Like many others who have posted, I am also a father (I have one daughter so far, we will see what the future holds, although my general rule is don't get outnumbered!). I am also a school teacher and work onthe side (like 20 hours a week recently) teaching Driver's Ed. So between the 2-4 hours a night I get to spend with my family and working 6 days a week, I need the APs. I write anywhere from 8-16 pages worth of additional dialogue, side-stories, and other player based fluff for each adventure, but in the end I know I can always fall back on the adventure as written and let it fly. I have only been runnning AoW (I am not so into SCAP, as was said above not every Ap is for everyone) and am eagerly waiting running STAP, sometime next year. In fact I have been dropping hints and leads in my AoW campaign about STAP for some time here.

In other words the APs are for me. I never was one to run "canned" adventures, but with my work schedule, I was planning on running WoTC's originaly AP (the Sunless Citadel-Bastion of Broken Souls one) which has some awesome adventures in it (The Bastion, Fortress one, and a few others) but also has some weak sauce adventures (the bat one, and the nightfang spire, at least thats what I felt). That all changed when my friend Steve killed my attempts to start that AP and then I read Prince of Redhand. I wanted to run this AP so bad I just had too! And so I DID!


Pathfinder Adventure, Adventure Path Subscriber
Sebastian wrote:


Well, I realized after running AoW that the adventure paths did not suit my DM-ing style at all. The way I like to run a game is to begin by throwing a few softball adventures at the players to get them to level 4-5. During this time, they learn how their characters work, start figuring out their personalities, and I push them to develop their backgrounds. I try to push forward a few solid NPC mentors, allies, and rivals. Then, starting around level 5, the adventures are all about the characters and their goals, rivalries, etc. We don't save the world so much as we kill that bastard Joe the Second, who tricked the party into bringing him a powerful magic sword and killed their goblin chef.

I run my campaign similar to how you run yours. I do have an overarching plot going, but the adventures are partially designed along developing characterization etc. The adventure my party is about to start is one I wrote based on a map from an old Dungeon (#40) and takes place underwater, which is a sop for my wife's character who is playing a homebrew underwater race (that can function on land as well). The hook for the adventure is because of the goblin character (yeah all my PCs aren't your standard, the third player is playing a homebrew race similar to half-dragons) wants the merchant guild that hired a goblin mushroom farming tribe to protect them better and the guild in turn wants the party to find out what happened to their underwater mines. Once they finish up the underwater portion, a few pieces of the first AoW adventure (specifically the encounters with Kullen and Filge's tower) are being upgraded as they fit in well with the mystery behind what is going on.

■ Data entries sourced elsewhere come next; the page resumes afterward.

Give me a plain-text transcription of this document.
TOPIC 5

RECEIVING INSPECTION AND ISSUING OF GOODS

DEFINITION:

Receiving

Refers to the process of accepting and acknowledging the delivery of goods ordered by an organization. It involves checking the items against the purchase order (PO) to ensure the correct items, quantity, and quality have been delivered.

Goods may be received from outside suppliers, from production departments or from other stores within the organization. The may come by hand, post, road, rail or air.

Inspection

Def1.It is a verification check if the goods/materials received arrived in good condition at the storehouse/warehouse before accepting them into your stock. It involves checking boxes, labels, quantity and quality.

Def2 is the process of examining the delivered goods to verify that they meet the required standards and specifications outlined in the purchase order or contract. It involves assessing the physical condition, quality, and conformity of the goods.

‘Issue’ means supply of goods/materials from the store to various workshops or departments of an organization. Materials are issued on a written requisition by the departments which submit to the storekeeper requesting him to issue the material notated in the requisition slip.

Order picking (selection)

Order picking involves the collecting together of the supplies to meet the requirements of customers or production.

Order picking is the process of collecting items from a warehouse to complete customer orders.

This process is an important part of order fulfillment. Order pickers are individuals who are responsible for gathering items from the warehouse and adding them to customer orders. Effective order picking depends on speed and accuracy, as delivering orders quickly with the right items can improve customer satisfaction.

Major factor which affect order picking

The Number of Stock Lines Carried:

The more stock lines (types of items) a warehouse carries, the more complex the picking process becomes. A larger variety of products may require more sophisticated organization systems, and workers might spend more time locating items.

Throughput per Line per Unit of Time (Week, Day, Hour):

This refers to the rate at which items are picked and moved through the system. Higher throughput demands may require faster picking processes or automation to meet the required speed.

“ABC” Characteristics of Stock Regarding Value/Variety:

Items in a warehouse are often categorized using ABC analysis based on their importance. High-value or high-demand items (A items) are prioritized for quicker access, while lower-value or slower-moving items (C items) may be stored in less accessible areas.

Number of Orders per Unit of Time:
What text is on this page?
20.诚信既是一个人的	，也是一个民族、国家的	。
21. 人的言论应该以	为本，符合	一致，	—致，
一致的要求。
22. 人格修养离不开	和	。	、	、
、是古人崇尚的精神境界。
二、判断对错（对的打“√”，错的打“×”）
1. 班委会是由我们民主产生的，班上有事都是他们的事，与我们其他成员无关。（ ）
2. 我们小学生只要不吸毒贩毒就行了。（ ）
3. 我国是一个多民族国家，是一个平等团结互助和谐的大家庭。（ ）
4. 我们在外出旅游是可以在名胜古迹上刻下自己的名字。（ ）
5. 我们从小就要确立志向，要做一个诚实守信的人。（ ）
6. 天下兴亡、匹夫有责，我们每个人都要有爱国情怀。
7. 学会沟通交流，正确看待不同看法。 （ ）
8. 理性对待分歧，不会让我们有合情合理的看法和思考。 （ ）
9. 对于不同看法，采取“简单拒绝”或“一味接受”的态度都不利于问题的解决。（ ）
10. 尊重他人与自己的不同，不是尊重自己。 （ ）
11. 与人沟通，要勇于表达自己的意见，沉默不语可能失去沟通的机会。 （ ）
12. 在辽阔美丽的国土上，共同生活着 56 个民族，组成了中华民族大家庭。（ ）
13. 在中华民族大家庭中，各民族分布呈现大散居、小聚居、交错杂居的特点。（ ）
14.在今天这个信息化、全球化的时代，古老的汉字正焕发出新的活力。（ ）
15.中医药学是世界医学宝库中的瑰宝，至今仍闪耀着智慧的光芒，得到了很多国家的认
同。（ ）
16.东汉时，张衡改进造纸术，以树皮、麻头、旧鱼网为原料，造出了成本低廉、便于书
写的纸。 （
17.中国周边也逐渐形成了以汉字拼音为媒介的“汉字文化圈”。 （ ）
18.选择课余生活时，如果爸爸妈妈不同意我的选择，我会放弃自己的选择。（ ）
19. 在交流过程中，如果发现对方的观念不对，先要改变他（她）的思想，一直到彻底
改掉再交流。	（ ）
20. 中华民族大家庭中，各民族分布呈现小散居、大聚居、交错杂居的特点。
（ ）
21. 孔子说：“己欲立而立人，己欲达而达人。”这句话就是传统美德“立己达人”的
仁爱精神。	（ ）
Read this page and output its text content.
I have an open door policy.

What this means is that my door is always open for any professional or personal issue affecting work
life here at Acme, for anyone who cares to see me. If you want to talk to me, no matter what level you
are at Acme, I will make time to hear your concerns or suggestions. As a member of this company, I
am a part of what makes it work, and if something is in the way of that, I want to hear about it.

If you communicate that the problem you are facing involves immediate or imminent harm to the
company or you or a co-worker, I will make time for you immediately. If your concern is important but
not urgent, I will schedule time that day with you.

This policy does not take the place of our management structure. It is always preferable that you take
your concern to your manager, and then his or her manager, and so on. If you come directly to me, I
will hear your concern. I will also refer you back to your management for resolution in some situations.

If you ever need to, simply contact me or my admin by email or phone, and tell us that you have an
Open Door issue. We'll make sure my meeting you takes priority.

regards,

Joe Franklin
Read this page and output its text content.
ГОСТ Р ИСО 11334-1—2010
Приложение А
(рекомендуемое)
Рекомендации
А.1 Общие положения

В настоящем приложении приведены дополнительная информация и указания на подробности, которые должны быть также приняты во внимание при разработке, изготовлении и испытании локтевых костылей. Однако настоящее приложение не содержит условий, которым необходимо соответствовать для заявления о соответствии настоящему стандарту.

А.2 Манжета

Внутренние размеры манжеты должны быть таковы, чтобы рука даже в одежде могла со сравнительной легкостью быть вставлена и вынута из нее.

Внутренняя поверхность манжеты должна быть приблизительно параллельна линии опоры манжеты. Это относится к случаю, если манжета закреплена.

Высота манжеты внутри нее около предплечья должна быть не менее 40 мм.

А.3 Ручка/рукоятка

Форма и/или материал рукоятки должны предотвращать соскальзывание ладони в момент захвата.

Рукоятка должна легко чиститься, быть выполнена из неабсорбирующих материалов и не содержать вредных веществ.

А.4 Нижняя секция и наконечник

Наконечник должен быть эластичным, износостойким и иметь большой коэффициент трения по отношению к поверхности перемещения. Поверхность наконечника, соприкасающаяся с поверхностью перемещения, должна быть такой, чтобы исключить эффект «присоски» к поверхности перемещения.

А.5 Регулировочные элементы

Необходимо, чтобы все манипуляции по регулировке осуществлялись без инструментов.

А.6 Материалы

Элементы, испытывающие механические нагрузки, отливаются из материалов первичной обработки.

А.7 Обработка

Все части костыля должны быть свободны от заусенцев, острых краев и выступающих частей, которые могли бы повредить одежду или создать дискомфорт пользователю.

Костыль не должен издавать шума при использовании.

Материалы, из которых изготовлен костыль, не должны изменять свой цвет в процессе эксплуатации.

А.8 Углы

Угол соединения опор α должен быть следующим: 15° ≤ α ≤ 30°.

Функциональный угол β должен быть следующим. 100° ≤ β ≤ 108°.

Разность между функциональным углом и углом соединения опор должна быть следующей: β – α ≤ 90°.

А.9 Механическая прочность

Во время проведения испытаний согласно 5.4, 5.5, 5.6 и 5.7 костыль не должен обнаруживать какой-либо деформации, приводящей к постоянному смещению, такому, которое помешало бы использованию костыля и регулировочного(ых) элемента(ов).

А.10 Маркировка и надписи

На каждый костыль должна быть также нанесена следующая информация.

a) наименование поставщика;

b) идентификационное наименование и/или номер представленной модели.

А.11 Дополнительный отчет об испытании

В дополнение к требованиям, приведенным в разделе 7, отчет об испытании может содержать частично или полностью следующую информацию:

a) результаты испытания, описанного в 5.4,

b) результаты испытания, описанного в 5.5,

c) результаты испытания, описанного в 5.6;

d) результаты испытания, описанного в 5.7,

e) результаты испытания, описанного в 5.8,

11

The next major adventure is one based off the party's desire to confront a murderous nobleman they met on the road. When they finally get down to his town they will be run almost completely through Chris Wissel's Wingclipper's Revenge adventure as it fits in perfectly. The only major changes I'll be making is that Wingclipper is now the murderous nobleman they met and the slain girl was his girlfriend not his sister, along with changing out the hobgoblins for something else as the hobgoblin flavor in my world is different and they will be running into that different flavor later on in the campaign.

The underwater adventure may tie in ultimately with the overarching plotline (I haven't decided yet, but it's written so that I can take it either way), but the Wingclipper one ties in with the overarching plotline as they will soon be heading that way again, deeper into the swamp, once they receive word from their patron that he needs them to head that way.


Pathfinder Adventure, Adventure Path Subscriber

Oh, and like others I do have kids too, specifically a 2 year old. The only reason I do have enough time to write out my own adventures in addition to what I glean from Dungeon for supplementation is that my group only meets for a few hours every other weekend.